Tanpa terasa, beberapa minggu telah berlalu dengan singkat. Sakura tidak pernah lagi merengek minta pulang untuk dirawat di rumah sakit. Atau minta menghubungi orangtuanya untuk memberikan kabar baik bahwa dirinya masih hidup. Sakura hanya menjalani hari-harinya di sini dengan semangat. Agar dia bisa segera sembuh dan secepatnya kembali ke rumah orangtuanya. Dia sudah tidak sabar menantikan hari itu tiba.

Kabuto membuka pintu dengan mimik berseri-seri. "Hari ini aku akan menyampaikan berita baik untukmu," ucapnya seraya mendekati ranjang rawat Sakura.

Kepala Sakura mengangguk dengan raut antusias yang begitu jelas. Sasuke yang duduk di sampingnya ikut menajamkan pendengaran.

"Mulai hari ini, kau sudah boleh turun dari tempat tidur. Tulang rusuk dan tulang punggungmu sudah sembuh."

Wajah Sakura berseri-seri seketika. Lengkungan kurva lebar di bibir pun tercipta.

"Namun tentunya dengan bantuan kursi roda karena tulang di kakimu masih ada yang retak. Jadi kau masih belum bisa berjalan dengan normal."

"B-benarkah?" suara Sakura tercekat. Dia pikir dia sudah bisa meraih bahagia seutuhnya. Tetapi ternyata kesedihan belum benar-benar hilang sepenuhnya. Karena kenyataannya, dia masih belum bisa berjalan normal.

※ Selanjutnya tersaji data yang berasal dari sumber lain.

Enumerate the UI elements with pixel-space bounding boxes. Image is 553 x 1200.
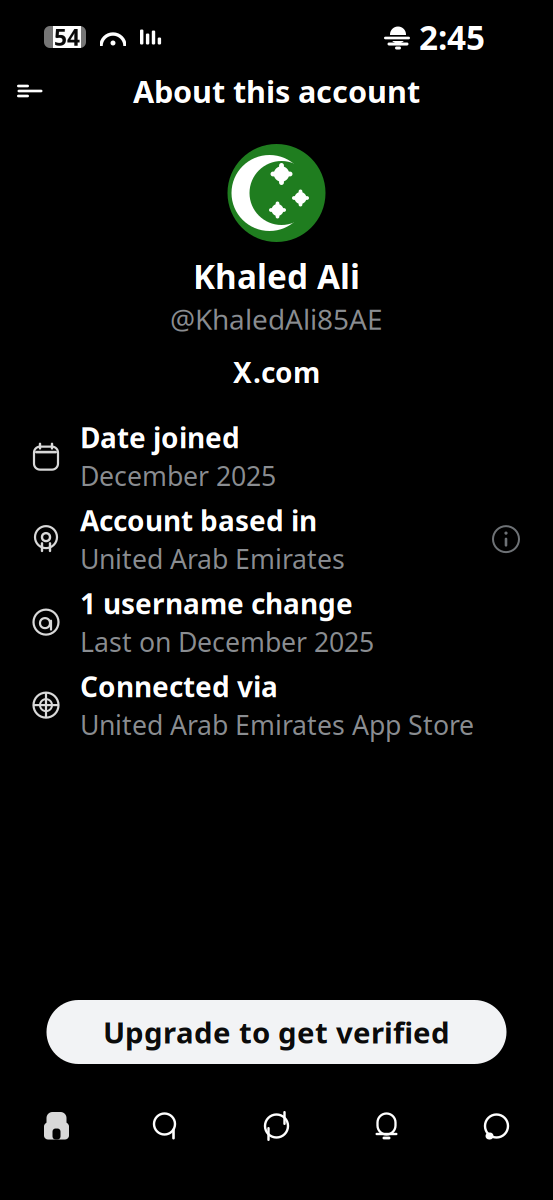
button[interactable]: Upgrade to get verified	[46, 1000, 506, 1064]
button[interactable]: Date joined	[0, 415, 553, 498]
button[interactable]: Messages	[442, 1098, 552, 1154]
staticText: Date joined	[80, 419, 240, 456]
staticText: United Arab Emirates App Store	[80, 707, 474, 742]
staticText: 2:45	[419, 15, 485, 59]
button[interactable]: Back	[4, 66, 56, 116]
button[interactable]: Home	[2, 1098, 112, 1154]
staticText: 1 username change	[80, 585, 353, 622]
staticText: Last on December 2025	[80, 624, 374, 659]
staticText: Upgrade to get verified	[103, 1012, 450, 1052]
staticText: About this account	[133, 71, 420, 111]
staticText: X	[233, 353, 252, 391]
staticText: @KhaledAli85AE	[170, 300, 383, 338]
staticText: Connected via	[80, 668, 278, 705]
button[interactable]: Account based in	[0, 498, 553, 581]
staticText: December 2025	[80, 458, 276, 493]
staticText: .com	[253, 353, 320, 391]
button[interactable]: Connected via	[0, 664, 553, 747]
button[interactable]: 1 username change	[0, 581, 553, 664]
staticText: 54	[54, 22, 80, 52]
button[interactable]: Search	[112, 1098, 222, 1154]
staticText: Account based in	[80, 502, 317, 539]
button[interactable]: Notifications	[332, 1098, 442, 1154]
staticText: Khaled Ali	[193, 254, 360, 298]
button[interactable]: Grok	[222, 1098, 332, 1154]
staticText: United Arab Emirates	[80, 541, 345, 576]
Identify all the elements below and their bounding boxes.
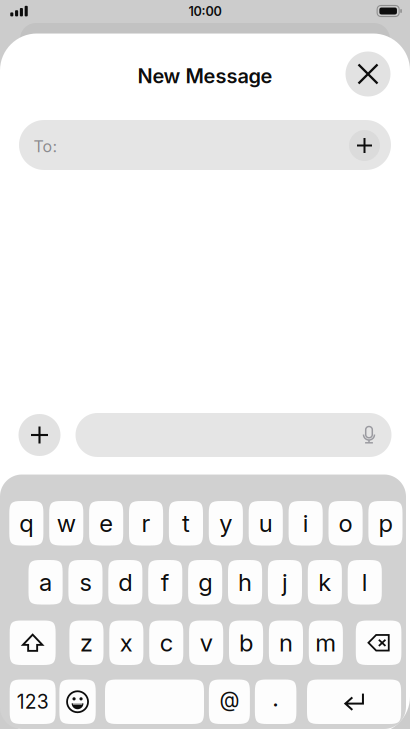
- button[interactable]: b: [229, 620, 263, 665]
- button[interactable]: u: [249, 501, 283, 546]
- button[interactable]: @: [209, 680, 250, 724]
- button[interactable]: f: [148, 560, 182, 604]
- staticText: k: [318, 568, 331, 597]
- staticText: b: [239, 628, 253, 657]
- staticText: x: [120, 628, 133, 657]
- button[interactable]: a: [28, 560, 63, 604]
- staticText: d: [118, 568, 132, 597]
- staticText: .: [272, 683, 279, 712]
- button[interactable]: space: [105, 680, 204, 724]
- button[interactable]: z: [69, 620, 104, 665]
- button[interactable]: m: [309, 620, 343, 665]
- button[interactable]: n: [269, 620, 303, 665]
- staticText: y: [219, 509, 232, 538]
- button[interactable]: e: [89, 501, 123, 546]
- button[interactable]: l: [348, 560, 382, 604]
- button[interactable]: q: [9, 501, 43, 546]
- button[interactable]: i: [289, 501, 323, 546]
- staticText: c: [160, 628, 173, 657]
- button[interactable]: o: [328, 501, 363, 546]
- button[interactable]: v: [189, 620, 223, 665]
- staticText: 10:00: [188, 4, 222, 19]
- button[interactable]: Emoji: [59, 680, 96, 724]
- staticText: h: [238, 568, 252, 597]
- button[interactable]: p: [368, 501, 402, 546]
- button[interactable]: t: [169, 501, 203, 546]
- staticText: r: [142, 509, 151, 538]
- button[interactable]: c: [149, 620, 183, 665]
- button[interactable]: Delete: [356, 620, 401, 665]
- button[interactable]: y: [209, 501, 243, 546]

Namun, Sakura sangat bahagia mendengar berita baik bahwa tulang punggung dan tulang rusuknya sudah sembuh. Dia sudah sangat bosan terdiam suntuk di atas tempat tidur untuk setiap harinya. Ini seperti mimpi yang perlahan-lahan menjadi nyata. Kesehatannya berangsur membaik dalam setiap hari. Sungguh seperti sebuah mukjizat. "Terima kasih banyak. Terima kasih sekali untuk segalanya," kata Sakura pada Kabuto dengan suara haru dan senyuman yang tulus. Sakura tidak tahu harus melakukan apa, selain mengucapkan kata 'terima kasih' pada Kabuto—juga Sasuke tentunya. Karenanya dia tak pernah bosan mengucapkan kata-kata tersebut pada dua lelaki yang telah dianggapnya sebagai pahlawan dalam hidupnya itu.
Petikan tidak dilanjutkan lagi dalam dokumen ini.